Press Releases

Reforming the Electoral Count Act – Press Release

City Bar statement calls reforming the act “a welcome remedy to prevent its future use to undermine Presidential election results”

In a statement issued today, the New York City Bar Association calls reforming the Electoral Count Act (ECA) “a welcome remedy to prevent its future use to undermine Presidential election results.”

Enacted in 1887 to resolve uncertainties around the counting of electoral votes arising from the disputed Hayes-Tilden presidential election of 1876, “the ambiguously worded ECA obfuscates the procedure,” the City Bar states. “The ambiguous language of the ECA has resulted in widespread confusion, as evidenced in 2000 during the Bush-Gore election (relating to the implementation of its ‘safe harbor’ provision) and in 2021 when former President Trump and his supporters attempted to transform the ministerial role of the Vice President into a discretionary act to overturn the election of President Biden. Although that effort failed, it brought to light the ambiguities and inconsistencies in the ECA.”

The City Bar urges revision and clarification of the ECA, including in the following respects:

  • Clarify that the Vice President’s role in receiving and counting electoral ballots is ministerial.
  • Clarify that the role of Congress in its January 6th joint session proceedings is ministerial.
  • Clarify that any role that Congress plays in challenging the legitimacy of a state’s electoral delegation in the course of the January 6th joint session proceedings is strictly limited to specified exceptional circumstances (which the City Bar sets forth in its statement).

The City Bar recommends that any objections to a state’s electoral delegation should require the support of at least one-third of each house of Congress in order to be cognizable, and a supermajority of both houses to be sustained, and that objections on the basis of the vague grounds of “fail[ure] to make a choice” (3 USC Sec. 2) and “failed election” as grounds for objection should be expressly disallowed. 

In reiterating its rejection of the “independent state legislature” theory, as explained in its “The Consent of the Governed” report, the City Bar states that any ECA reform should include a provision making clear that a state legislature may not substitute its judgment for that of the state’s electorate. “Rather, any dispute concerning the composition of an electoral delegation should be adjudicated in the state or federal courts, which are fully equipped to resolve such disputes. Further, the ECA should be amended to indicate clearly that the rules for selection of electors, and the selection of electors pursuant to those rules, cannot be changed after the popular vote has been cast.”

In addition, recognizing the slim chances of voting rights legislation being passed at this time, the City Bar strongly urges Congress to incorporate into any proposed ECA legislation several provisions from the proposed Freedom to Vote Act and the proposed John Lewis Voting Rights Advancement Act.

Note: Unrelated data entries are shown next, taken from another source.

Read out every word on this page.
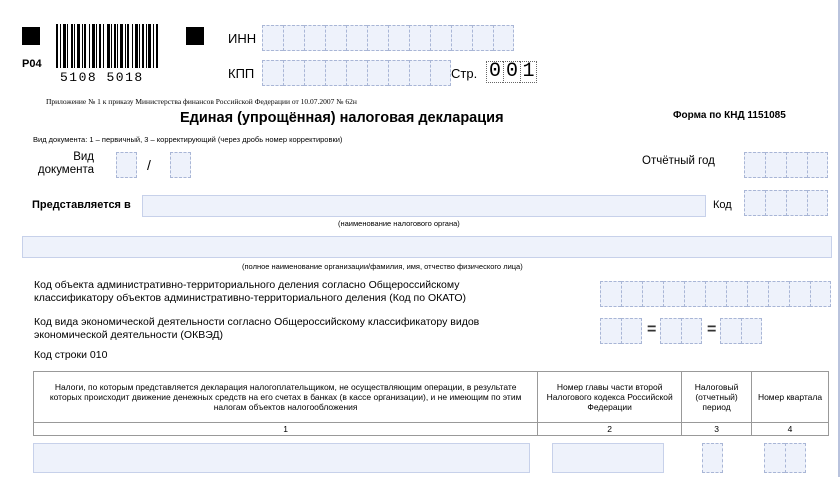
Р04
5108 5018
ИНН
КПП	Стр. 0 0 1
Приложение № 1 к приказу Министерства финансов Российской Федерации от 10.07.2007 № 62н
Единая (упрощённая) налоговая декларация	Форма по КНД 1151085
Вид документа: 1 – первичный, 3 – корректирующий (через дробь номер корректировки)
Вид
документа	/	Отчётный год
Представляется в
(наименование налогового органа)
Код
(полное наименование организации/фамилия, имя, отчество физического лица)
Код объекта административно-территориального деления согласно Общероссийскому
классификатору объектов административно-территориального деления (Код по ОКАТО)
Код вида экономической деятельности согласно Общероссийскому классификатору видов
экономической деятельности (ОКВЭД)	=	=
Код строки 010
Налоги, по которым представляется декларация налогоплательщиком, не осуществляющим операции, в результате которых происходит движение денежных средств на его счетах в банках (в кассе организации), и не имеющим по этим налогам объектов налогообложения	Номер главы части второй Налогового кодекса Российской Федерации	Налоговый (отчетный) период	Номер квартала
1	2	3	4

In urging reform of the ECA, the City Bar cites Article IV, Section 4 of the U.S. Constitution (the “Guarantee Clause”), which imposes upon the United States the responsibility to “guarantee to every State in this Union a Republican Form of Government.” Although the Guarantee Clause did not historically require popular election of a state’s presidential electors, “all 50 states have for more than a century opted, either by statute or in their constitutions, for their electors to be chosen by popular vote, reflecting a fundamental belief that, in a republican form of government, the people choose their leadership through free and fair elections,” the City Bar states.

In conclusion, the City Bar urges Congress to adopt the proposals outlined in the statement “in order to avoid subversion of future presidential elections and ensure that the composition of each state’s electoral delegation accurately reflects the results of a free and fair election in that state.”